The Club’s future financial security and its ability to survive impacts such as those incurred in 2021 and 2022 can be greatly enhanced by growing the membership base, minimizing overheads, and finding new and/or improved revenue streams.  The decision to end the lease of the small area of land on the 4th hole from Club Jamberoo (i.e. the 4th green and practice green area) is in large part driven by the need to reduce overheads.  On the income side we have some excellent non golf investments including Footgolf, the Return and Earn recycling machine, and two rental properties.  If we can go off grid with a solar battery this would be a significant cost saver.  If we can generate surplus energy to contribute to a community battery that could be another income earner, all of which would help in this equation.

Phil Hahn

President

25 March 2023

4 thoughts on “An Update From The President

  1. Pleased to see foresight to have future plan documented. I recognise it’s a requirement for any DA approval/s. The club team are doing a great job in ensuring the club is in a strong position and I’m sure will continue to do what is necessary to place the club in a that position going forward. Excellent work.
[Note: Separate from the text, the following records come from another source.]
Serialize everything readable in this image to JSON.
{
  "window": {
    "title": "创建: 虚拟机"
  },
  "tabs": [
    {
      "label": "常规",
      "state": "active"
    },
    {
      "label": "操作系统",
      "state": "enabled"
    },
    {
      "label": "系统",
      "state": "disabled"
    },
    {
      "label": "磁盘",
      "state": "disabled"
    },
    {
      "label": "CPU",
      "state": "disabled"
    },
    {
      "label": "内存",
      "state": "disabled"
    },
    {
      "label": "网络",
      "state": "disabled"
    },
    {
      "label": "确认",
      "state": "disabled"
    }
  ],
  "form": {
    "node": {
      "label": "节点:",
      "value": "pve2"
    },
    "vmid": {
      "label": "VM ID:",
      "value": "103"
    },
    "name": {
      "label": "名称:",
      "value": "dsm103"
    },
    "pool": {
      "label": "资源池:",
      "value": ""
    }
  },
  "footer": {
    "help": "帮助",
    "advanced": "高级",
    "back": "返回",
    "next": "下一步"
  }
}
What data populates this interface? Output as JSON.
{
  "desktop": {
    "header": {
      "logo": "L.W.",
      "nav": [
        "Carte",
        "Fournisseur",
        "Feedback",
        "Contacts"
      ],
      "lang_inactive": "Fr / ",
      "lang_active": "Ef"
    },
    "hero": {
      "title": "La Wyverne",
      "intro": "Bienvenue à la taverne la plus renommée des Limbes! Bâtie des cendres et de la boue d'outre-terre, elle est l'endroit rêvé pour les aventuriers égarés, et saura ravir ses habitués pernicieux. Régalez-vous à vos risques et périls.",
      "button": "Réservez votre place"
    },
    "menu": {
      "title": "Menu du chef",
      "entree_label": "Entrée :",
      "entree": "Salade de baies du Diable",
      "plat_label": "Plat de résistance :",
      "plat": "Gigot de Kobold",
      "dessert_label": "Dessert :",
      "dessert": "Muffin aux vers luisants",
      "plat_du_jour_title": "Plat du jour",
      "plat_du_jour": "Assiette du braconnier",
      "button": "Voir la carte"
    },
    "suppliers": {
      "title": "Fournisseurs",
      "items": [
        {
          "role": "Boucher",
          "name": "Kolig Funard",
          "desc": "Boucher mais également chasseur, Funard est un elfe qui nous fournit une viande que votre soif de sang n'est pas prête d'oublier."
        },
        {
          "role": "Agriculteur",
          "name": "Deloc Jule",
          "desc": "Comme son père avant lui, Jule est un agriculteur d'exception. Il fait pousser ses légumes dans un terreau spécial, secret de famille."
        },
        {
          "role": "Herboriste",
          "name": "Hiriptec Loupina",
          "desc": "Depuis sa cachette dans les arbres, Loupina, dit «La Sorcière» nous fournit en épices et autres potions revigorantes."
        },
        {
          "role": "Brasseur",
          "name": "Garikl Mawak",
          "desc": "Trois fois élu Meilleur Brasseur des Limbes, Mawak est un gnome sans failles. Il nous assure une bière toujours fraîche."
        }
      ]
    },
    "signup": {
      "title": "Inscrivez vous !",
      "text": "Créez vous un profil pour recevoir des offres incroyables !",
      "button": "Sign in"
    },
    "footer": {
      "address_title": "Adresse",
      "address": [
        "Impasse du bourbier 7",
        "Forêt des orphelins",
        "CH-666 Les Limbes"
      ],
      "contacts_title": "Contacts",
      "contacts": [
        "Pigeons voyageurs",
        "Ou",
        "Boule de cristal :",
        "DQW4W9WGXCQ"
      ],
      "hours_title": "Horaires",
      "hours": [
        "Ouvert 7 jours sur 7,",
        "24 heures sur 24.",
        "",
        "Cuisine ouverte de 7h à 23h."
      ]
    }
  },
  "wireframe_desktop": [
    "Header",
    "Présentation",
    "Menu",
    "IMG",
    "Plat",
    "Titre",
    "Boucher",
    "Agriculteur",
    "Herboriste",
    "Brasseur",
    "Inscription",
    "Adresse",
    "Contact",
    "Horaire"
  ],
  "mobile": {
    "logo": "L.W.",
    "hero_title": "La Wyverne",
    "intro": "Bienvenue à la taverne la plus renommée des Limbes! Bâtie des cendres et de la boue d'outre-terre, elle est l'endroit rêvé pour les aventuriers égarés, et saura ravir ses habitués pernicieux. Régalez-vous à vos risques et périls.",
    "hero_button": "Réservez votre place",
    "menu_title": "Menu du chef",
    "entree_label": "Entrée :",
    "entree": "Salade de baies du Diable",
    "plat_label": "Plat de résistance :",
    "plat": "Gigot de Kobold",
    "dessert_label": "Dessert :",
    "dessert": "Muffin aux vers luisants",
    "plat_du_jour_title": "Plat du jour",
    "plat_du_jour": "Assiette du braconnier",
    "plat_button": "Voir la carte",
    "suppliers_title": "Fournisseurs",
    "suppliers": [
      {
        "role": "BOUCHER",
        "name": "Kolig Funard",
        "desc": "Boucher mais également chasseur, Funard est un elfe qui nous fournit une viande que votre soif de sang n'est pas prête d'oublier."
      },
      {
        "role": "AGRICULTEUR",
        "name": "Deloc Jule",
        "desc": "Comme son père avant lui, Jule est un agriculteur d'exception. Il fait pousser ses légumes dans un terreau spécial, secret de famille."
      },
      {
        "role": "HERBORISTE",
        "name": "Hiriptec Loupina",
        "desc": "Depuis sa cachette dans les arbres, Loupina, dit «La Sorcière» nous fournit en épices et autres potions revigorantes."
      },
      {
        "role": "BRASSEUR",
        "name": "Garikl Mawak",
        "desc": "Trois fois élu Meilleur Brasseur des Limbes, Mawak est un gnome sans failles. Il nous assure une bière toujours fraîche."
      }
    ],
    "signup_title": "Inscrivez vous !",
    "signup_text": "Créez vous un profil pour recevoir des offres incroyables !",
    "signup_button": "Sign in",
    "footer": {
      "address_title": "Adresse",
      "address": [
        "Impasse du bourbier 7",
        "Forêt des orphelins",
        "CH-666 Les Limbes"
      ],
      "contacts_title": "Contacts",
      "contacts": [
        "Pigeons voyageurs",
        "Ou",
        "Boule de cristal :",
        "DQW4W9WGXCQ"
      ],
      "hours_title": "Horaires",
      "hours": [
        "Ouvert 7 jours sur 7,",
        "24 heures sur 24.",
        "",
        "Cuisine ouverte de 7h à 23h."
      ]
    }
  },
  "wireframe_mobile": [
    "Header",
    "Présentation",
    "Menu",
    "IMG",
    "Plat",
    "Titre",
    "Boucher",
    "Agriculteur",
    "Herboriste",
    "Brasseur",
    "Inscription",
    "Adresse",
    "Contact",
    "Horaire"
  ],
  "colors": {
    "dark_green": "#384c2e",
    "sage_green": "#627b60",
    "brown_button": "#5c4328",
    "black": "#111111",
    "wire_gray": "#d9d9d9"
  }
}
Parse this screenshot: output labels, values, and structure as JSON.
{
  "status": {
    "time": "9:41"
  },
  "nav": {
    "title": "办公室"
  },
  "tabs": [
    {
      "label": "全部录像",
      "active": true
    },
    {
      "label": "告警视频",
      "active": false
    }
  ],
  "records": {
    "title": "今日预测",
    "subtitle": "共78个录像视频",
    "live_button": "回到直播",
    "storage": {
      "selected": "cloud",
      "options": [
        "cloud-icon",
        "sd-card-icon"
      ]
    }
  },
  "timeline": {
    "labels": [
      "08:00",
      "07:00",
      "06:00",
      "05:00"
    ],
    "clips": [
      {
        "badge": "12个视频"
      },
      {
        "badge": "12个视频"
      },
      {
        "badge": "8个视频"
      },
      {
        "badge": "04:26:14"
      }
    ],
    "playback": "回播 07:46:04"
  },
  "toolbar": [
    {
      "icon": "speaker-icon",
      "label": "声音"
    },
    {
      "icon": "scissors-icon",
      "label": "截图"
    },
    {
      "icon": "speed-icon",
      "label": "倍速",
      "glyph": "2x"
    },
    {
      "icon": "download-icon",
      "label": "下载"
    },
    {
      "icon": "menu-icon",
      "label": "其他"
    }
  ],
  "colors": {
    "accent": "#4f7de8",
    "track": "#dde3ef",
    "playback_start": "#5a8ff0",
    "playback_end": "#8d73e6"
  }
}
  2. If the club is looking at income, why are we excluding members from playing competition and giving Pennants competitions the exclusive use of the course on competition days? Surely the 5% of members who play Pennants don’t have more right to the course than the other 95%, especially when all those comp fees are lost with no income from Pennants. Regards Bruce Byers

    1. The Mens Pennants are played on Sunday mornings but I note that in the C Pennant matches were played home and away and only took about a half hour of tee times allowing for valuable social club play not to be too affected.
      This is the model that both GolfNSW/Illawarra (the mens body) and Womens Golf Illawarra should be working towards in my opinion.
      Having said that it must be noted that the current practice is what has been done since the inception of inter-clubplay in the 1920’s.

  3. I note and understand the Board’s decision to end the lease of the 4th green area for financial reasons. However, there is an alternative that would reduce the cost to the club and preserve our usage of the current 4th green and putting green area. Members may not be aware, but the retaining wall supporting the bowling green adjacent to our carpark encroaches onto our property by about one meter. Why doesn’t the Board approach the BC and seek rent from them for the use of our land and these payments could be offset against the cost of our 4th green lease? If the BC doesn’t want to pay for the use of our land, then tell them to move their retaining wall onto their own property! This of course would give us a larger carpark.